Not Michelle Obama (who I also admire) and not The Edge, Adam, or Larry (ditto) — just Barack and Bono. I flatter myself that what charm I have would survive the first few minutes of painful awkwardness, and I am moderately confident that I would, in fact, find something to talk about with both men. Or, at least, I’d be willing to take the risk.

So when I saw the above picture, I felt the oddest kind of jealousy: “Look! POTUS is hanging with Bono – again! Not fair! And look! Bono is hanging with POTUS – again! Dude!” As if the fact that I want to know these men means that I actually do know them, and have a claim on their time and who they spend it with.

Isn’t this the way a stalker’s mind works?

(Honestly, my first thought when I saw that picture was: “Wow. And I’ll never get to meet either of them.”)

Well, in the meantime, since the day that Bono (I’m sorry: Paul David “Bono” Hewson) and the President of the United States of America had a party and didn’t invite me – Bono has done something awful to his back, which led to emergency surgery, which has subsequently led to the cancellation of the North American leg of U2′s upcoming tour (to which I of course have tickets. My personal austerity program was never meant to cut into essentials).

I’ve written here and elsewhere about my genuine concerns for the safety of President Obama, and while I do think that I occasionally go just slightly off the deep-end on that front, it actually makes a kind of sense for an American to be worried that someone may someday try to kill this country’s first African-American President. This is not just because I imagine us as pals — this is because he’s the motherfucking President, and dude, people are nuts.

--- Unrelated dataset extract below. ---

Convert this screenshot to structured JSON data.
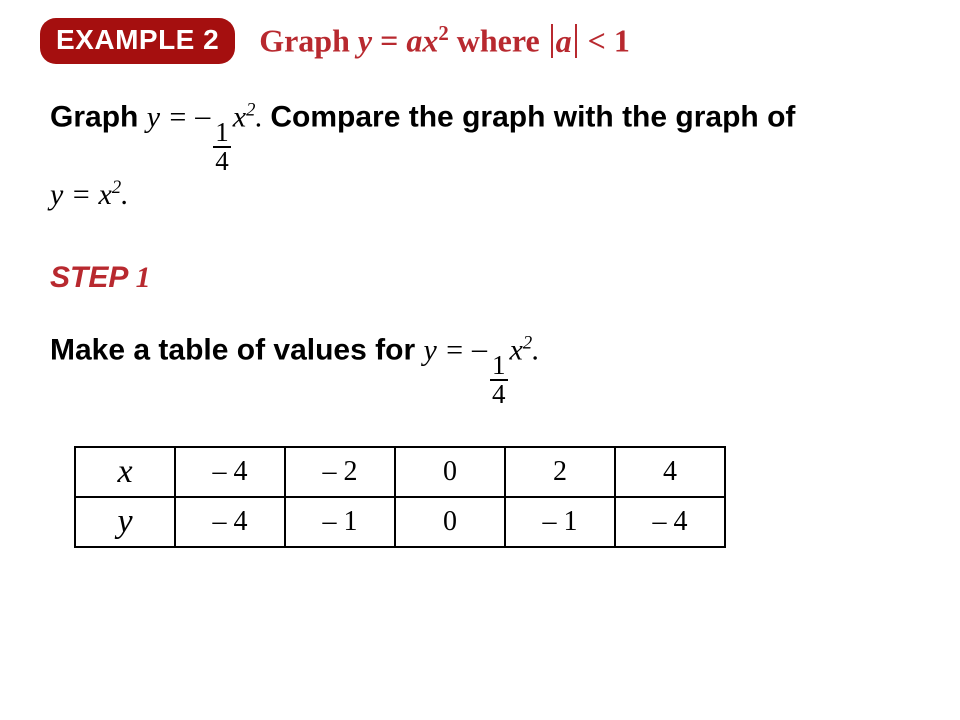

But the truth is, I’m also genuinely concerned for Bono’s well-being. I genuinely wish that I could be there to – what? I don’t know. How does one help a fabulously wealthy and well-loved rock star recover from (no doubt excruciating) injury? Tell jokes?

So. All of this to say:

Dear Bono,

I hope you feel better soon. You and your little four-piece mean more to me than I can fully understand, and in the course of loving your music, I have come to love you (and The Edge, and Adam, and Larry) a little bit, too. Thank you for all that you’ve given me and so many other people, through your music and your advocacy, over the years, and please heal well.

If you need me, I have a few jokes up my sleeve.